New South Country septage ponds work underway

Construction is underway on new septage receiving ponds in the South Country.

Electoral Area B Director Stan Doehle

“This project has been a long time in the making and I’m pleased to see it moving forward,” explained Regional District of East Kootenay (RDEK) Electoral Area B Director Stan Doehle. “A great deal of work and thought has gone into the design of these ponds to ensure they meet modern standards and provide an environmentally responsible option for dealing with the large volume of material generated in our area.”

The previous South Country septage ponds were closed in 2014 after the site conditions were deemed unsuitable for continued operations by the province and work began immediately to find a new location.

“Ten different potential sites were considered by our consultants and in 2016, the preferred site on Kikomun Road was identified and supported by the board due to a number of factors including: the suitability of soils, lack of surface water sources such as streams, limited recreation use in the area, distance from residences, access to onsite power.”

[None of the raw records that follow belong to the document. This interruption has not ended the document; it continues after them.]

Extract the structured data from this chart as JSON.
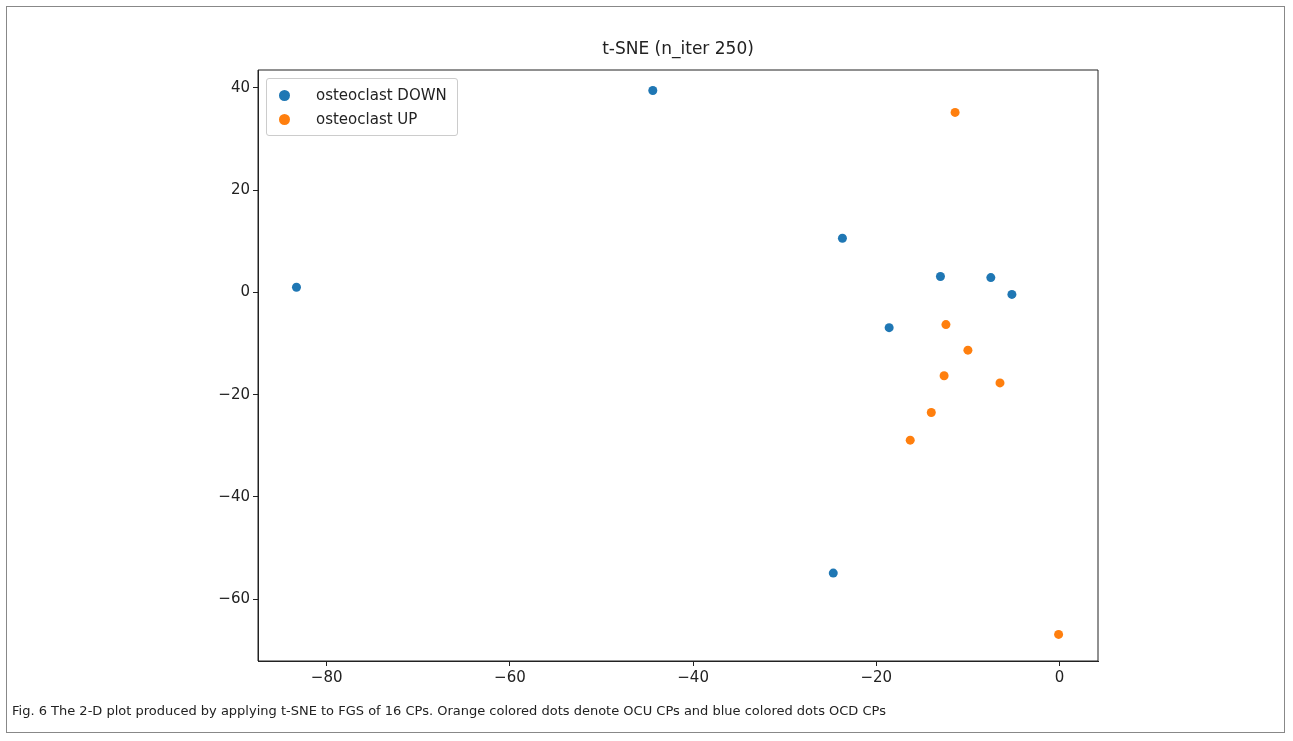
{
  "chart_data": {
    "type": "scatter",
    "title": "t-SNE (n_iter 250)",
    "series": [
      {
        "name": "osteoclast DOWN",
        "color": "#1f77b4",
        "x": [
          -83.3,
          -44.4,
          -23.7,
          -13.0,
          -7.5,
          -5.2,
          -18.6,
          -24.7
        ],
        "values": [
          1.0,
          39.5,
          10.6,
          3.1,
          2.9,
          -0.4,
          -6.9,
          -54.9
        ]
      },
      {
        "name": "osteoclast UP",
        "color": "#ff7f0e",
        "x": [
          -11.4,
          -12.4,
          -10.0,
          -12.6,
          -6.5,
          -14.0,
          -16.3,
          -0.1
        ],
        "values": [
          35.2,
          -6.3,
          -11.3,
          -16.3,
          -17.7,
          -23.5,
          -28.9,
          -66.9
        ]
      }
    ],
    "xlim": [
      -87.5,
      4.2
    ],
    "xticks": [
      -80,
      -60,
      -40,
      -20,
      0
    ],
    "ylim": [
      -72.1,
      43.5
    ],
    "yticks": [
      -60,
      -40,
      -20,
      0,
      20,
      40
    ],
    "grid": false,
    "legend": "top left",
    "marker": "circle",
    "annotations": [
      "Fig. 6 The 2-D plot produced by applying t-SNE to FGS of 16 CPs. Orange colored dots denote OCU CPs and blue colored dots OCD CPs"
    ]
  }
}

Once the preferred site was identified, the RDEK went through a lengthy approval process which included applying for a Crown land tenure, undertaking consultations with First Nations and the Plan Monitoring Advisory Committee, and public advertisement.

“We recognize the importance of ensuring the water sources in the region are protected and the ponds have been designed with strict standards and ongoing monitoring to ensure they are environmentally sound in their operations,” added Doehle. The ponds will be fully lined and four wells will be drilled on the property with quarterly testing to ensure there is no leakage. In addition, the site will be fully fenced for the safety of wildlife and cattle.

Most residences in Area B are on septic tanks and there is a high volume of septage from recreational use with 18 large campgrounds, most of which do not have on-site septic. Currently, septage haulers are having to haul the waste to Wasa, which has increased the costs for residents and business owners.

“We need a local solution to deal with septage in our area. These new ponds provide a safe, affordable and accessible option,” said Doehle.

Construction is expected to be complete in mid-October.